OCTOBER 2021 - MAY 2022

Berat Işık

Berat Işık

Born in 1976 in Diyarbakır, Işık studied Painting at Dicle University. He mostly worked with video since the late 1990s. He was introduced to conceptual art prior to his university education, which has become the main axis of his practice. The video works by the artist, who adopts a critical and ironic language on migration, culture, social problems, and social identities, have a utopian vision and a performative quality. In his videos predicating on dark humor, Işık questions the impact of popular culture on collective memory. Covering his subject matter with great care and attention, the artist takes a critical look at contemporary society and underlines the delicate situation experienced by minorities in Turkey. In addition to his videos, his works in various media are viewed as the expression of the social memory layers intertwined with the artist's identity and personal memory. Işık continues to live and work in Diyarbakır.

Işık's artist video can be accessed from the link below. 

SAHA Studio - Berat Işık: Karanlıkta Dans: Zuhur & Kelebek Etkisi: Star


Dancer in the Dark: Appearance

The first of two projects conceived at SAHA Studio is derived from the video work Dancer in the Dark, produced in 2003 as an outcry on behalf of all others, in reference to the human rights violations that took place in Turkey in the nineties, especially in Southeast Anatolia, which were not covered in the press or other media outlets despite being resurfaced, or their heavily distorted content in daily news. Taped in front of a camera that strictly records sound with its lens covered, this early video consists of a voice announcing to the audience in his native Kurdish language that he stands right in front of them in an increasingly tense tone, which represents the other, the minority, the ostracized and the invisible. The camera thus functions akin to a tool that allows seeing rays like the infrared or gamma rays that the naked human eye cannot normally perceive. 

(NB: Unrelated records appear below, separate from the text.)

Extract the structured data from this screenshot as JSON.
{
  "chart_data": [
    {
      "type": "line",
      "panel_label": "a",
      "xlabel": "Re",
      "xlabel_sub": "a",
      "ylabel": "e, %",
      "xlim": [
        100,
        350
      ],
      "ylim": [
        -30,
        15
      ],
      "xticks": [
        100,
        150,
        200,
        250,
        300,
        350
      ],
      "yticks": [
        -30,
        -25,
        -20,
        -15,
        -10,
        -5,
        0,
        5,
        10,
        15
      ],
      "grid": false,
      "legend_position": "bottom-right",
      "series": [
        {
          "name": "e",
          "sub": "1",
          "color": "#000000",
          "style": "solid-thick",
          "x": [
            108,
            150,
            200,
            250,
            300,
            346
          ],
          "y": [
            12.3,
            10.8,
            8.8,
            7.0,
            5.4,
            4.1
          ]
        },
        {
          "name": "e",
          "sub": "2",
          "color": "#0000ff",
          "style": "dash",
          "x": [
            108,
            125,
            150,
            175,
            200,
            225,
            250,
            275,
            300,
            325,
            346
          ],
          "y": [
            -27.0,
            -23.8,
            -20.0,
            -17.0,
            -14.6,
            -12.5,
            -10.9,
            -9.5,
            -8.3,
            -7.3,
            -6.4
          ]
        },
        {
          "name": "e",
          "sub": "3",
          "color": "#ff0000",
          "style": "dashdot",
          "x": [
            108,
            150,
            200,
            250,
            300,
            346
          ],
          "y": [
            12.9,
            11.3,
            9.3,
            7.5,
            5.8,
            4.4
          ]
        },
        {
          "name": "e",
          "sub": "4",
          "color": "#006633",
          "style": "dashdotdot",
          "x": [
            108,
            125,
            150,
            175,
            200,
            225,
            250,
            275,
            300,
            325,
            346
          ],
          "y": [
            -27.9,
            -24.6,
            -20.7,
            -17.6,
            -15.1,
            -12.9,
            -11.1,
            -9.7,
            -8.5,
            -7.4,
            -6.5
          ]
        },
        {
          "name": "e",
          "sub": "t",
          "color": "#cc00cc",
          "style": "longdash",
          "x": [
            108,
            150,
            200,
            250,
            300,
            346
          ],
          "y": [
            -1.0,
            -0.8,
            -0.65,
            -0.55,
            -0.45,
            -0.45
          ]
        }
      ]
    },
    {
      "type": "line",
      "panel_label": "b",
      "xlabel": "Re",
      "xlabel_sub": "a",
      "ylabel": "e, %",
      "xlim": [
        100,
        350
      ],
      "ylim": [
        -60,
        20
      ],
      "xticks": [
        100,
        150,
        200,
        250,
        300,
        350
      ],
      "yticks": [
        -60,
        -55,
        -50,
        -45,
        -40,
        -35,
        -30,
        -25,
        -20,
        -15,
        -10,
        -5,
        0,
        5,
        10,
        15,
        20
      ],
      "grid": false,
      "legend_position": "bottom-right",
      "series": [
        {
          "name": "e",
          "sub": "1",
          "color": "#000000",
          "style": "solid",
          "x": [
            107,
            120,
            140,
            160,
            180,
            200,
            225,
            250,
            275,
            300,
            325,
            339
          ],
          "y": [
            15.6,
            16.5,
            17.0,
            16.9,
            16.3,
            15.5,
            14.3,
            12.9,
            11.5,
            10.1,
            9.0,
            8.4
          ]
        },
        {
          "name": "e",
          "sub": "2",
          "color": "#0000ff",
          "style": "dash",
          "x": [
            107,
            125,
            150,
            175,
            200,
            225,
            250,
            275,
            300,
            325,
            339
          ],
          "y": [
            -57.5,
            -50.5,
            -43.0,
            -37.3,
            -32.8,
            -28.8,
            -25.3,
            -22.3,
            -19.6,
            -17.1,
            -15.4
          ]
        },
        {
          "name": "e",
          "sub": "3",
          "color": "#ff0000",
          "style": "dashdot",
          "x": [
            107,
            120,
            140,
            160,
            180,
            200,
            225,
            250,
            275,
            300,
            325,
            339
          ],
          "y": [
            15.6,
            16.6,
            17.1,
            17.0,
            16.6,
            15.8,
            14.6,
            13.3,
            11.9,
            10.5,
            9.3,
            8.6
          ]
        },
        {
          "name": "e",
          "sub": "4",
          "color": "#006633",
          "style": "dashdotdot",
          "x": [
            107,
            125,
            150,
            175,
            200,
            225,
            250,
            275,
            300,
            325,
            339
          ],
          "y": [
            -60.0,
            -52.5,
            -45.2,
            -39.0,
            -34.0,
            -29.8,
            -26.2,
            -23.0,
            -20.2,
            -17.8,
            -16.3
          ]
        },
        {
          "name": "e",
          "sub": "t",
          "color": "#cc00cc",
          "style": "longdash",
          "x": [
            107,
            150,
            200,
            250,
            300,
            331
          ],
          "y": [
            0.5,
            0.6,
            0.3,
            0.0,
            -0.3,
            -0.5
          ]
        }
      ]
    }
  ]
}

As this early work recently sought another form to take on, the new project called Dance in the Dark: Appearance attempts to "bend" this two-minute moving image that consists of a total of 3000 frames and 13 subtitles. Starting with “Hey! Do not you see me?" and ending with “I am here!” these 13 frames turn into 30-centimeter basalt cubes. Inspired by the civilizations established in and around of Diyarbakır for centuries, the nations living on these lands, the edifices like Sur (city walls) they had built with basalt stone obtained from the lava that cooled after the last eruption of Karacadağ two million years ago, and ultimately, the transformation of this burning material into massive rocks, the work has the intention of muffling, transforming, and sculpting the video.

Butterfly Effect: Star

Produced for the exhibition Envy Enmity Embarrassment (2013) with the support of Arter, Butterfly Effect is the second work that provides a ground for contemplating the states of video, which was eventually transformed with the intention of “bending” a preexisting work during the residency at SAHA Studio. 

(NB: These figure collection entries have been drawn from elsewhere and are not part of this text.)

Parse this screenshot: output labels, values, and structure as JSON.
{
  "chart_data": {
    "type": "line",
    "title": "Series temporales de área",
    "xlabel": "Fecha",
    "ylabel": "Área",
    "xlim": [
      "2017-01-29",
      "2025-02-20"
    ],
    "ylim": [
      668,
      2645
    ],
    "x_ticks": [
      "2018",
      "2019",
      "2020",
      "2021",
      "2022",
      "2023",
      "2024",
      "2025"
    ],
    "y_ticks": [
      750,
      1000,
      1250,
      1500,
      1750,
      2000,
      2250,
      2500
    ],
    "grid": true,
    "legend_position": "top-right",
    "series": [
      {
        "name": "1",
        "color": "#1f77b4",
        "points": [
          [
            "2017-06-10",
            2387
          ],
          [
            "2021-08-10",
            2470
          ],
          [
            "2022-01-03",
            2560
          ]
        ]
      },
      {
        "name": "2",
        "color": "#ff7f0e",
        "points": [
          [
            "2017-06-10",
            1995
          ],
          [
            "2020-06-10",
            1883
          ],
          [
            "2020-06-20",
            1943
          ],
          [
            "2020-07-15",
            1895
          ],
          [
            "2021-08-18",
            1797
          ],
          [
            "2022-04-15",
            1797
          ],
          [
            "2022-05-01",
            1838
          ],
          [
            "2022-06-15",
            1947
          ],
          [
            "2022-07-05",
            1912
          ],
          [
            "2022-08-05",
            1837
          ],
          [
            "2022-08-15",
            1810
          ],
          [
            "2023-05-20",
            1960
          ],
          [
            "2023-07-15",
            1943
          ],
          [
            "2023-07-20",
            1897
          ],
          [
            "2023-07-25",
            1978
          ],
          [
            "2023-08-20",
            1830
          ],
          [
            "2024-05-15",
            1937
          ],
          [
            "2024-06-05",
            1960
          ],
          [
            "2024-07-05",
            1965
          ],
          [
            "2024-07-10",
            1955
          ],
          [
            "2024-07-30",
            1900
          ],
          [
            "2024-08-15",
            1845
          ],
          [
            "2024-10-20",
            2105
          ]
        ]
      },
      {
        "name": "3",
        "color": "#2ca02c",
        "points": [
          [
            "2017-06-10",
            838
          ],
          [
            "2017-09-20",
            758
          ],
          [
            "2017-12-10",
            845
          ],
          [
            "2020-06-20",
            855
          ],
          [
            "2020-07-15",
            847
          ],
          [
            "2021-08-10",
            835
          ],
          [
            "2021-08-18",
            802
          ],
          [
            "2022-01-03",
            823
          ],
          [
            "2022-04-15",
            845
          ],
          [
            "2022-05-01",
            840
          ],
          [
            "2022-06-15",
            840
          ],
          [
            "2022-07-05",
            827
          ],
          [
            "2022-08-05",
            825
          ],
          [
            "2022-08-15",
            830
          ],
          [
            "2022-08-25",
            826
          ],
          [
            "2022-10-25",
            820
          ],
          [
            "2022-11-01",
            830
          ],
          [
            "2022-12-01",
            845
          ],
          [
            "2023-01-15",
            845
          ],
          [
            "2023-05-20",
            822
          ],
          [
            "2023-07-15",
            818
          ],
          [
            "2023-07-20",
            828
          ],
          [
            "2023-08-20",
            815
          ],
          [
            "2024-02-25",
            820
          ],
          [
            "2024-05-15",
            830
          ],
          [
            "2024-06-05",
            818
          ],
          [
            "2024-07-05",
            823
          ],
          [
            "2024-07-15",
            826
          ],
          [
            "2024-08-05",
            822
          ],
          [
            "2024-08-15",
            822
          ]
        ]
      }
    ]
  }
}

The derivational work was conceived in reference to people who take on performative roles in contemporary art videos, and who appear to be mainly anonymous as merely the artist’s means of expression, unlike actors in movies. The portraits of these people belonging to different age groups and genders from the earlier video work are drawn by artist Alican Leblebici, who was invited to collaborate with the artist on this project. The portraits are then superposed on the cover of cinema magazines that came out on the year these people were born in, to elevate them to the status of movie stars. Attempting to prevent the anonymization of the figures in the video and the disappearance of the magazines, which also take a lot of effort to prepare and publish, the work titled The Butterfly Effect: Star tries to create a kind of refraction of time by combining the birth of the magazines and the actors, hence creating a brand-new birth, a single body. Extending the cinematographic reference from the magazine's content to the titles of the videos, the work accentuates the actions of figures -holding their breath and puffing their cheeks, letting their breaths go with all their strength at the point where they are exhausted- as the cover stories of the magazines. Their breath as a determinant for life and death, as well as the "butterfly effect" created by these encounters aim to open new channels of thought on human strength, weakness, and existence.